10.  A crosswalk was requested and established at Lamar High School in an effort to safely allow students to get to their cars in the parking lot north of Lamar.

These are just some of the items that we have addressed in the north.  Some haven't been successful, like the Walgreens effort.  We addressed the issue with their corporate representative, but we received no cooperation on the matter.  Police have been tremendous in being available and vigilant concerning this issue, but a willingness to solve this problem by Walgreens is essential to be successful.  Out of this failed effort a success was created when the Arlington Police Department established the "REC".  The REC is a faith based effort to allow students a place to go on Tuesdays and Thursdays after school.  Tutors, basketball and other activities are available to the students, until their parents can come and pick them up.  This program has received county wide media attention and is a feather in the APD cap.

I have had the pleasure to meet some truly incredible people this past year.  I have partnered with some to try to make our neighborhoods a better place to live.  I want to thank each and every one for their contribution to our community.  And I want to thank you, the voter, for allowing me to meet these remarkable individuals.  I have hosted two town hall meetings in the past year and I have another on the Lamar/Collins Overlay Apartment Project on 26 August at the Convention Center starting at 7:00.  This will start off year two.  Let's see where this takes us.     

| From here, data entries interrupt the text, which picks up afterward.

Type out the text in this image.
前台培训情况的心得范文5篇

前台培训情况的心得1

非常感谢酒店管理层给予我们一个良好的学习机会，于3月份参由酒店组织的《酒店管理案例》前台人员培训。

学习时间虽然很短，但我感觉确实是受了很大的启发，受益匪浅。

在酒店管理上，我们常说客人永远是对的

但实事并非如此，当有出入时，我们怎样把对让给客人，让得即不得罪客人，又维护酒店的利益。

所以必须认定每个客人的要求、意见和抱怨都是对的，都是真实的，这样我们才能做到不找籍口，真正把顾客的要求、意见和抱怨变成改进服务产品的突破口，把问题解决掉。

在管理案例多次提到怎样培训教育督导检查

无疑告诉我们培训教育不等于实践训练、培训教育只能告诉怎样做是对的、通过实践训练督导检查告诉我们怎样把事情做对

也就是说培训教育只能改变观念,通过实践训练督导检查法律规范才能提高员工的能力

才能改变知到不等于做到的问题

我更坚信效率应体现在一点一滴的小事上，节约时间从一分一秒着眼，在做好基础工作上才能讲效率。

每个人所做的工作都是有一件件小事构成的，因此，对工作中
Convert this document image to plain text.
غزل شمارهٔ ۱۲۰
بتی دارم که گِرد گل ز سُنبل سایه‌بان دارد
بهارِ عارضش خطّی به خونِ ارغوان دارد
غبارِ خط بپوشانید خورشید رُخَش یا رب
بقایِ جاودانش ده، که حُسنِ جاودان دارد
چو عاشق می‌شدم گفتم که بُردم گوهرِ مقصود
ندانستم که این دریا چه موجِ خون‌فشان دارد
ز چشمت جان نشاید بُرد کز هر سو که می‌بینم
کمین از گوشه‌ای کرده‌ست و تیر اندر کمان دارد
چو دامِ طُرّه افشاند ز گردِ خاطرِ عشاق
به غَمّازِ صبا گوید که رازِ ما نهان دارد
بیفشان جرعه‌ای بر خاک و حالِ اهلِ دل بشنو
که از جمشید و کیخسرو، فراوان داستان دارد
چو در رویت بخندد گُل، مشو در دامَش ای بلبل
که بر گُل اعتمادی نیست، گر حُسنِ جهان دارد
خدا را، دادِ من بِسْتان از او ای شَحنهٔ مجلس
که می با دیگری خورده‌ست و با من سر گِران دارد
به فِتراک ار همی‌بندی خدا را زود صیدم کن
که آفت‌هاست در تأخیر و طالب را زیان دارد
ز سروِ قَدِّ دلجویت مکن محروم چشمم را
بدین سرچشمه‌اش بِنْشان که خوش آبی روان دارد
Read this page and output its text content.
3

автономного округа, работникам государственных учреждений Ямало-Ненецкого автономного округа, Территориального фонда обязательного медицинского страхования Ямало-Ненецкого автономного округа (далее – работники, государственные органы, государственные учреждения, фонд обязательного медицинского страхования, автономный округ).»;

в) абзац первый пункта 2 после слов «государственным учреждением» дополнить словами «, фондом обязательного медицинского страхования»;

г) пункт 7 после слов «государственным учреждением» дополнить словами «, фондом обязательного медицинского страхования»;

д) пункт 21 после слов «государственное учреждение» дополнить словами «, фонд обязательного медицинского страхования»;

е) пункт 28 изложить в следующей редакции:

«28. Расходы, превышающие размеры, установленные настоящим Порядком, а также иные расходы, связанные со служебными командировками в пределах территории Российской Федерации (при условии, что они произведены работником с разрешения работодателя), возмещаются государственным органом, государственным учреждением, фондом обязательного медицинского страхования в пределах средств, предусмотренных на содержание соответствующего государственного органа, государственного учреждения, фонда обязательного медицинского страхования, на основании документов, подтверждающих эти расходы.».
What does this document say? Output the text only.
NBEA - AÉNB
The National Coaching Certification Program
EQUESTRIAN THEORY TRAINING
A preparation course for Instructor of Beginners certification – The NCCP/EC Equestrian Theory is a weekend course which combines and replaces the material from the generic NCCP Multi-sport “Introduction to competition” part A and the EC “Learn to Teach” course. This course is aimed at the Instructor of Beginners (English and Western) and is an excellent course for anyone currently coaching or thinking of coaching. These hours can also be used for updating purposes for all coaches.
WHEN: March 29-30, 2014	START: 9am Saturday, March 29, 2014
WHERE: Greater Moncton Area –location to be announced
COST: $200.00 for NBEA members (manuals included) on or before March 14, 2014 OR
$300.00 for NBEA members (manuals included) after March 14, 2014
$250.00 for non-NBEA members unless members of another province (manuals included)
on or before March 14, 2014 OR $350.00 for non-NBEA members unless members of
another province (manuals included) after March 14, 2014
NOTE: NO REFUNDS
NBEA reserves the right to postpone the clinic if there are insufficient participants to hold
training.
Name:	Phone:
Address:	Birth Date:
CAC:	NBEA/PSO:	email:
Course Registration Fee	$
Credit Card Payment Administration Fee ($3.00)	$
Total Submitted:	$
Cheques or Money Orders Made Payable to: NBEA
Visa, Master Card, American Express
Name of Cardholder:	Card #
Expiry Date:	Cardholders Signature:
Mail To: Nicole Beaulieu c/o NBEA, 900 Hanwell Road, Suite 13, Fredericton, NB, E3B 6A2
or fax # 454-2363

Council Meeting August 6th

Yesterday had some interesting things to consider.  In the afternoon session we were confronted with a very large problem looming on the horizon.  Fire Chief Don Crowson is responsible for the communication aspect of our first responders, both Fire and Police.  Our radio system is thirty years old and it is not only hard to get parts but also our neighbors all around us are changing systems from analog to digital.  The Ft. Worth system is our backup system, and it will cease to exist in December of 2014, because they have gone digital.  So if our main system goes down after December of next year we are down to cell phones.  Therefore, we need to join the rest of the neighboring communities in purchasing a new digital communications system.  The price tag is 14.8 million dollars, however with the use of some grant monies the price tag due the city is 10.8 million.  There is no doubt that we need the new system but we need to find the money, because it is a huge expenditure that currently isn't in the budget.  The most popular solution for this problem is a lease to own program by Motorola.  We would pay 1.5 million for 10 years and at the end we would own the system.  I think that this is going to be the solution to the problem.  It will take 16 months to install the system and get it up and running.

Last night also had some drama.  A car wash has been proposed for the corner of Green Oaks and Ball Park Way.  It has been postponed at the P&Z level four times and was finally defeated by them about two months ago.  The developers petitioned for a hearing to present to the City Council and make a determination on their development plan.  They made a very strong case, and an impressive push to become successful.  I personally had reservations concerning the compatibility of the project, and the concerns of the majority of the citizens in and around this neighborhood.  I did not know how the vote was going to come out, but I knew that either way the city would either get a good car wash or something better in the future.  The vote was very close, 5-4 against.  I was proud of the Council in that we validated the concerns of P&Z and upheld the concerns of the majority of the citizens in the surrounding area.